Crítico de cine y colaborador de Roberto Rossellini en sus inicios en «Alemania Año Cero» y de Giuseppe De Santis en «Arroz Amargo», por cuyo guión fue nominado al Oscar, Lizzani (que había nacido en Roma el 3 de abril de 1922) se dio a conocer después de la Segunda Guerra Mundial por las películas en las que intervino como guionista. Entre todos sus filmes como director, uno de los mejor considerados por la crítica fue «Crónica de pobres amantes» (1954), una adaptación de la novela de Vasco Pratolini, toda vez que realizó también producciones como «Achtung! Bandidos!» (1951), «El proceso de Verona» (1963), «Crazy Joe» (1974), la comedia erótica «Roma Bene» (1971) y «Querido Gorbachov» (1988). A lo largo de su carrera el cineasta abrazó una obra apasionada por la historia y la política
De 1979 a 1982 dirigió el Festival Internacional de Cine de Venecia y en la década de los años ochenta trabajó con frecuencia en la televisión de Italia, colaborando además con las revistas Bianco e Nero y Cinema. Su vida profesional a finales del pasado siglo y comienzos del actual se centró en el rodaje de documentales, destacando «Luchino Visconti» (1999), «Cesare Zavattini» (2002), «Napoli, Napoli, Napoli» (2006) y «Hotel Meina» (2007).

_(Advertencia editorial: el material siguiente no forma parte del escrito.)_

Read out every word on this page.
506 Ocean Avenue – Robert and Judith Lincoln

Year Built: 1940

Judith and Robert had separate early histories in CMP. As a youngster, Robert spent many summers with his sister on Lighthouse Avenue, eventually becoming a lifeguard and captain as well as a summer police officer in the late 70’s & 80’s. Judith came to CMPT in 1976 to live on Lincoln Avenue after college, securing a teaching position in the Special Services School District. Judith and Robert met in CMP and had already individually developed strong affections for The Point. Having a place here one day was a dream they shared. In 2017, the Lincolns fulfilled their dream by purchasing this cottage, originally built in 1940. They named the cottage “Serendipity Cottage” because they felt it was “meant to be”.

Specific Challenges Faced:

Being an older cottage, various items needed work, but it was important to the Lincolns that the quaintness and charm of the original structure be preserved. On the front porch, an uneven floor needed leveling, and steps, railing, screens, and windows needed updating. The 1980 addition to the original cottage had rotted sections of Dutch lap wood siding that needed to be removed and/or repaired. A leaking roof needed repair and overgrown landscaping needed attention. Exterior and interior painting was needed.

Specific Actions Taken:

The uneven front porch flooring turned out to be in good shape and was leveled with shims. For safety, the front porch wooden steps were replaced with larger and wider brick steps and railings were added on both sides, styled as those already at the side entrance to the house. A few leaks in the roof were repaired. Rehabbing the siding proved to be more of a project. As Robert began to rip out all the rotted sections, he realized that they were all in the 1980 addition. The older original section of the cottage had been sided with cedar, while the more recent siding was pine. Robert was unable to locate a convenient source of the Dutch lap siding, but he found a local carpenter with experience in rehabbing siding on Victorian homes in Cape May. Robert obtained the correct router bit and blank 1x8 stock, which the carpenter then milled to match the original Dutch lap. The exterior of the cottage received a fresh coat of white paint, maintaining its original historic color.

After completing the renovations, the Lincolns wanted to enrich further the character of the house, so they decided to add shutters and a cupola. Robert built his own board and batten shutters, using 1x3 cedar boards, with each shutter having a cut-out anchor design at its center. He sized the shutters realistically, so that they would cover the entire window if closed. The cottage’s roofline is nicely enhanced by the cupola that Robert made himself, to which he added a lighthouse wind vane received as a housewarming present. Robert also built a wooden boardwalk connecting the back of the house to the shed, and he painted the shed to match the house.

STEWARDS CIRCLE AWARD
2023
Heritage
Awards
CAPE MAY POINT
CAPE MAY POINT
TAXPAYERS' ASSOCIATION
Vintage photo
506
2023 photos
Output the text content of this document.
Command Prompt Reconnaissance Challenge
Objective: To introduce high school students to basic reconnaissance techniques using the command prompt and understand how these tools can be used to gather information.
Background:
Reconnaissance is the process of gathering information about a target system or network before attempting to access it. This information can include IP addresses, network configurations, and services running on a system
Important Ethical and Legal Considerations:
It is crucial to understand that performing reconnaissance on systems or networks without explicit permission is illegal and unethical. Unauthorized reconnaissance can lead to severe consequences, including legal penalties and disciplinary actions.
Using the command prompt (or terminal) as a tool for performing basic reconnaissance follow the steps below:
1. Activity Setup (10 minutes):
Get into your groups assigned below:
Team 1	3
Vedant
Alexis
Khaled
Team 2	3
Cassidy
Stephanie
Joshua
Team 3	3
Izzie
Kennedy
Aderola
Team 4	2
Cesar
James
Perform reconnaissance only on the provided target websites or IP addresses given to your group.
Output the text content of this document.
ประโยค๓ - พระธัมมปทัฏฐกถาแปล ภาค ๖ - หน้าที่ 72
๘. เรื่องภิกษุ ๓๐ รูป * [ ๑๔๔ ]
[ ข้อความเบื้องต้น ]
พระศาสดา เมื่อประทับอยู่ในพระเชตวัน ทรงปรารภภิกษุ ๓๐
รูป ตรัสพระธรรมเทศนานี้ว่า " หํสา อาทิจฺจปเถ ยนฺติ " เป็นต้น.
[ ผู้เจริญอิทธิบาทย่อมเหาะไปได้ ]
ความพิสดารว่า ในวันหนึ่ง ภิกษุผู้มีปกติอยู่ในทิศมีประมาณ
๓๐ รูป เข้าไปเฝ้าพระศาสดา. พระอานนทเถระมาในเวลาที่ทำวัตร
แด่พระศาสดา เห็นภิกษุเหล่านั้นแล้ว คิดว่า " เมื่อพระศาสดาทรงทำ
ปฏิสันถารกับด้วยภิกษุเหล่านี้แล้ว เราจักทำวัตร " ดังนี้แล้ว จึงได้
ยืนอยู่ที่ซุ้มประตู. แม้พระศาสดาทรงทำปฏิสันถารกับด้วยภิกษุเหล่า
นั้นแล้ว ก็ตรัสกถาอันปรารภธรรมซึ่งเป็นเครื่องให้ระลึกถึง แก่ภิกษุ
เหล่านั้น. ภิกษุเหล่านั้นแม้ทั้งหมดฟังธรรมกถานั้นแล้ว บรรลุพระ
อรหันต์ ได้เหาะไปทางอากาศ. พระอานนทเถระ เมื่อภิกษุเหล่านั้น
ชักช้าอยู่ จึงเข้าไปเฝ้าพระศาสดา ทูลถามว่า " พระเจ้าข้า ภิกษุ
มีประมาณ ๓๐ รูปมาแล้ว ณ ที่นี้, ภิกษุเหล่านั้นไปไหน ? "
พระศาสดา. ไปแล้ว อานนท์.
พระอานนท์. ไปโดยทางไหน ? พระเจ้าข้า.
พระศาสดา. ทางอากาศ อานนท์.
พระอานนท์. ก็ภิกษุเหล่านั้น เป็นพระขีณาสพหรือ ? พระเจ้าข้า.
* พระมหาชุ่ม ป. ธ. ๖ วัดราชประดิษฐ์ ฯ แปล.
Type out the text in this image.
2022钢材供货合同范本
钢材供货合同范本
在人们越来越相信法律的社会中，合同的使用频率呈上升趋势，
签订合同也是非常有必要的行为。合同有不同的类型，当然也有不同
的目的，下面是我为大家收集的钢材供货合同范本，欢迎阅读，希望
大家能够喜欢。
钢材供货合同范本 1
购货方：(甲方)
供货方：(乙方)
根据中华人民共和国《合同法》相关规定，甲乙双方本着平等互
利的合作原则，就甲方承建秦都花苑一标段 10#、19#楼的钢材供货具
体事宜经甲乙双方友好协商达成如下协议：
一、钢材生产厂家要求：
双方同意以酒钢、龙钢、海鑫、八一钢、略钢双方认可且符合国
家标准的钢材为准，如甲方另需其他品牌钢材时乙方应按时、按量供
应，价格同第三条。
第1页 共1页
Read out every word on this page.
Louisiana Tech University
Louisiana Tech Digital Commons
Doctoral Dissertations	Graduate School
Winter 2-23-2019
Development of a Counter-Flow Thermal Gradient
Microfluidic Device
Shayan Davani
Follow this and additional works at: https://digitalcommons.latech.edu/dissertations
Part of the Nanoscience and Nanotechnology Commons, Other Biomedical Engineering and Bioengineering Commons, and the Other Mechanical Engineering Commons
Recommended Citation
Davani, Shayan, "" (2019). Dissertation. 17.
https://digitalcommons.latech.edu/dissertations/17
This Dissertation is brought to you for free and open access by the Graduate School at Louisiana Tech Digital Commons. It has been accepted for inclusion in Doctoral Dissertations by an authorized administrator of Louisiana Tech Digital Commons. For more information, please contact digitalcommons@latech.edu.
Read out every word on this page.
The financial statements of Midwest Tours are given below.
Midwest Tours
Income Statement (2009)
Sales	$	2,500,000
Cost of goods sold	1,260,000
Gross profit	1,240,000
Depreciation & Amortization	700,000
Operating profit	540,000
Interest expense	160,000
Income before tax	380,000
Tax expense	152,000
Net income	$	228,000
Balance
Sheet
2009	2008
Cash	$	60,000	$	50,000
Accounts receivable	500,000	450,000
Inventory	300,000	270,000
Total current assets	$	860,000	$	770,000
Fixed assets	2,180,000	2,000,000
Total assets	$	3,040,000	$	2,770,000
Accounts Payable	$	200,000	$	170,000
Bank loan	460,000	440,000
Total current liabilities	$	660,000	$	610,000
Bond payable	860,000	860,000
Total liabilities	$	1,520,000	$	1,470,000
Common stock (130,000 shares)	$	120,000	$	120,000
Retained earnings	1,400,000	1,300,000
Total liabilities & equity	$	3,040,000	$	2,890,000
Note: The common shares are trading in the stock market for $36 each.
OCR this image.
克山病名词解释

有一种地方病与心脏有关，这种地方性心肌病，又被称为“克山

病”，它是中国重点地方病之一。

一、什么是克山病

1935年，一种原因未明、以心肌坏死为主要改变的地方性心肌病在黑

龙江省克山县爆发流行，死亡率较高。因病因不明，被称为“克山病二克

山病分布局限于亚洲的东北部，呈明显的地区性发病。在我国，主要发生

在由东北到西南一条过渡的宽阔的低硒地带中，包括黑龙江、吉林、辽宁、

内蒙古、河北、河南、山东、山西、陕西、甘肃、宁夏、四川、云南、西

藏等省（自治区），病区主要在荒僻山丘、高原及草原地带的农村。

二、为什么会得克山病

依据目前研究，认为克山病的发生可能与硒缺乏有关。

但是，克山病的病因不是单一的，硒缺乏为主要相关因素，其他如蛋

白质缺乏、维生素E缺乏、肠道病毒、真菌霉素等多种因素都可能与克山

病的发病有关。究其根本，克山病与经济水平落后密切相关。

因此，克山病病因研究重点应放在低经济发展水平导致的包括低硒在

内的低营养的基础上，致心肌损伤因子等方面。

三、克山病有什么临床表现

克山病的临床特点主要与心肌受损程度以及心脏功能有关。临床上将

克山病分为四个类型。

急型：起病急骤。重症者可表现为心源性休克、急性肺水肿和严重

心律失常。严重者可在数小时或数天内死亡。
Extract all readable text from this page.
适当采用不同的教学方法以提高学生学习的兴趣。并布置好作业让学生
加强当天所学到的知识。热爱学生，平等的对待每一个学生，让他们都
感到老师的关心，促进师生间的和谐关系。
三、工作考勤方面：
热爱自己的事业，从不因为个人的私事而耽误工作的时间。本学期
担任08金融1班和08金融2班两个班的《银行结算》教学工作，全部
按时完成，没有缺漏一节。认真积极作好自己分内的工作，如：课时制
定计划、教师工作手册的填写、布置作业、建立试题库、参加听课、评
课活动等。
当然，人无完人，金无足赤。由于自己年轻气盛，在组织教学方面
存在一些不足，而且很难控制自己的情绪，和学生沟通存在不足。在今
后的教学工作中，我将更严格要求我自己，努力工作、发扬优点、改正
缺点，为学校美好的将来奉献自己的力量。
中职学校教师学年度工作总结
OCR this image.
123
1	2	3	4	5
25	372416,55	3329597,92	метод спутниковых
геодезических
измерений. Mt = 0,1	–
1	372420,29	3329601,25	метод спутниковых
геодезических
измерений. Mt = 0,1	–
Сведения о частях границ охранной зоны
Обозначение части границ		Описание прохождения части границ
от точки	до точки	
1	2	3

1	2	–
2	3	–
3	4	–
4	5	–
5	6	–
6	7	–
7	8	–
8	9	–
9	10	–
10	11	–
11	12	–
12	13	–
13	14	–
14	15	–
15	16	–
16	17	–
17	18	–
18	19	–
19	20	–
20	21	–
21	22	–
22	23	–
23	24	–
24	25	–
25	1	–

En un comunicado divulgado poco después de conocerse la noticia, Francesco Giro, exsubsecretario de Cultura de Italia y senador del partido del conservador Silvio Berlusconi, expresó su pesar por la pérdida de Lizzani, quien participó como jurado en el Festival de Cine de Berlín en 1994. «Es el mal oscuro que se ensaña con las personas de un mundo interior complejo y, por lo tanto, las más frágiles. Con Lizzani desaparece un señor del cine italiano. De él quedará el recuerdo de una persona de gran inteligencia y templanza», ha dicho Giro.
Por su parte, el responsable de Cultura del progresista Partido Demócrata (PD) italiano, Antonio Funiciello, afirmó en otra nota que la desaparición de Lizzani supone un «inmenso dolor. Las películas de Lizzani han mostrado a Italia y a los italianos con esa mirada crítica que es propia de los artistas más agudos. Nos faltará su capacidad de leer la historia de Italia, desvelando esos hilos rojos que unen, uno a uno, los asuntos principales del país», en palabras de Funiciello.